The Sunshine Coast’s CBD ‘twin towers’ set to open by December.

Fifty thousand cubic metres of concrete and two years after the huge project began, construction of Pratt Property’s Kon-Tiki building is steaming towards completion in December. And its “twin towers” are to provide a home to more action than you might think. They’re not just commercial towers, and they’re not apartment blocks. The developers of Kon-Tiki on Plaza Parade are aiming for something different.

The giant new urban offering will provide new restaurants and a range of offices, including a co-working space. A roof deck, barbecue facilities for staff and clients, flexible offices and modern meeting and boardroom facilities will be for hire. Offices will be interspersed with dining spaces for licensed restaurants, pop-up street food and juice bars. Perhaps the most notable feature will be an ancient 6m-high Tiki sculpture in the dining atrium – a centrepiece surrounded by greenery, ferns and trickling water.

If Pratt Property’s La Balsa development in Brisbane Road, Mooloolaba is anything to go by, the Kon-Tiki project will fast become a daytime hub. Mooloolaba café Your Place occupies a ground floor tenancy at La Balsa, and manager Blair Rochell said having offices directly above (a feature also planned at Kon-Tiki) made a huge difference to Your Place’s success. “We’re super busy all the time,” she said. “My boss has only owned this venue for a year, but beforehand it was pumping as well.” The complex has an almost hotel-like feel, with a modern lobby between shops and a lift to upstairs offices. Office workers come down for lunch and breaks, for coffee and after work, she said. The clean, professional feel was a hit, as staff felt comfortable in the space. “My whole venue is filled because of the venue upstairs,” Ms Rochell said. Kon-Tiki and La Balsa are Pratt Property’s flagship projects, both named after rafts that sailed vast voyages across the Pacific Ocean.

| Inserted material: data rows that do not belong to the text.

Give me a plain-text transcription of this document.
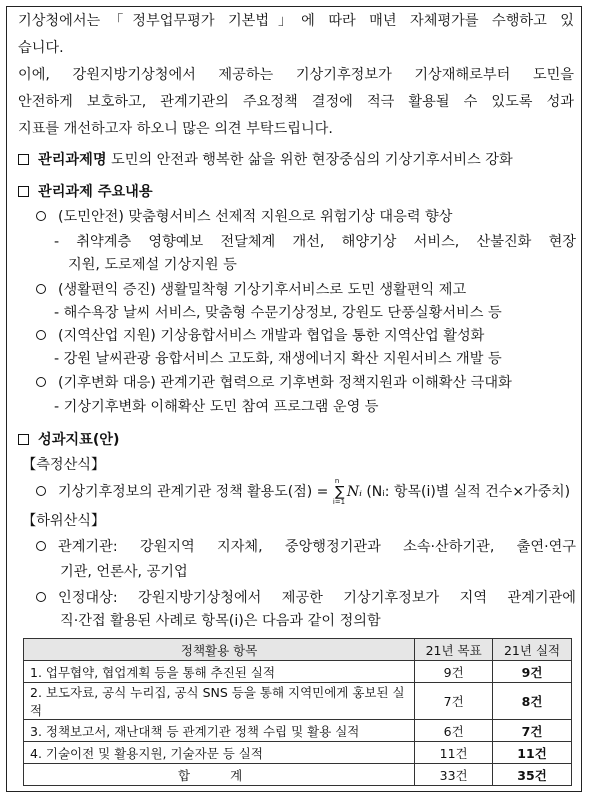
기상청에서는「정부업무평가 기본법」에 따라 매년 자체평가를 수행하고 있
습니다.
이에, 강원지방기상청에서 제공하는 기상기후정보가 기상재해로부터 도민을
안전하게 보호하고, 관계기관의 주요정책 결정에 적극 활용될 수 있도록 성과
지표를 개선하고자 하오니 많은 의견 부탁드립니다.
관리과제명 도민의 안전과 행복한 삶을 위한 현장중심의 기상기후서비스 강화
관리과제 주요내용
(도민안전) 맞춤형서비스 선제적 지원으로 위험기상 대응력 향상
- 취약계층 영향예보 전달체계 개선, 해양기상 서비스, 산불진화 현장
지원, 도로제설 기상지원 등
(생활편익 증진) 생활밀착형 기상기후서비스로 도민 생활편익 제고
- 해수욕장 날씨 서비스, 맞춤형 수문기상정보, 강원도 단풍실황서비스 등
(지역산업 지원) 기상융합서비스 개발과 협업을 통한 지역산업 활성화
- 강원 날씨관광 융합서비스 고도화, 재생에너지 확산 지원서비스 개발 등
(기후변화 대응) 관계기관 협력으로 기후변화 정책지원과 이해확산 극대화
- 기상기후변화 이해확산 도민 참여 프로그램 운영 등
성과지표(안)
【측정산식】
기상기후정보의 관계기관 정책 활용도(점) =
n
∑
i=1
Nᵢ (Nᵢ: 항목(i)별 실적 건수×가중치)
【하위산식】
관계기관: 강원지역 지자체, 중앙행정기관과 소속·산하기관, 출연·연구
기관, 언론사, 공기업
인정대상: 강원지방기상청에서 제공한 기상기후정보가 지역 관계기관에
직·간접 활용된 사례로 항목(i)은 다음과 같이 정의함
정책활용 항목	21년 목표	21년 실적
1. 업무협약, 협업계획 등을 통해 추진된 실적	9건	9건
2. 보도자료, 공식 누리집, 공식 SNS 등을 통해 지역민에게 홍보된 실적	7건	8건
3. 정책보고서, 재난대책 등 관계기관 정책 수립 및 활용 실적	6건	7건
4. 기술이전 및 활용지원, 기술자문 등 실적	11건	11건
합 계	33건	35건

The Kon-Tiki raft left French Polynesia in 1947, smashing into a reef at the Tuamotu Islands 101 days later but becoming the first “primitive sea craft” to travel such a distance in those times, the website states. The La Balsa raft ended its voyage in 1970 when it landed successfully at Mooloolaba beach. Pratt Property picked the site, which occupies a large block on Plaza Parade, because it will be in the heart of the new Maroochydore CBD. “With the Sunshine Plaza expansion adjacent to the development along with the neighbouring Sunshine Cove residential estate, several reputable car dealerships, Maroochy Homemaker Centre and the new Bunnings and Officeworks superstores, it was evident that Maroochydore will be the new hub for business and leisure on the Sunshine Coast,” spokeswoman Steph Peters said. Kon-Tiki was the “front runner” in this bold new project, she said, and there was a huge amount of excitement among the hundreds of construction workers and other staff as the project neared completion. “Kon-Tiki is a totally new concept.”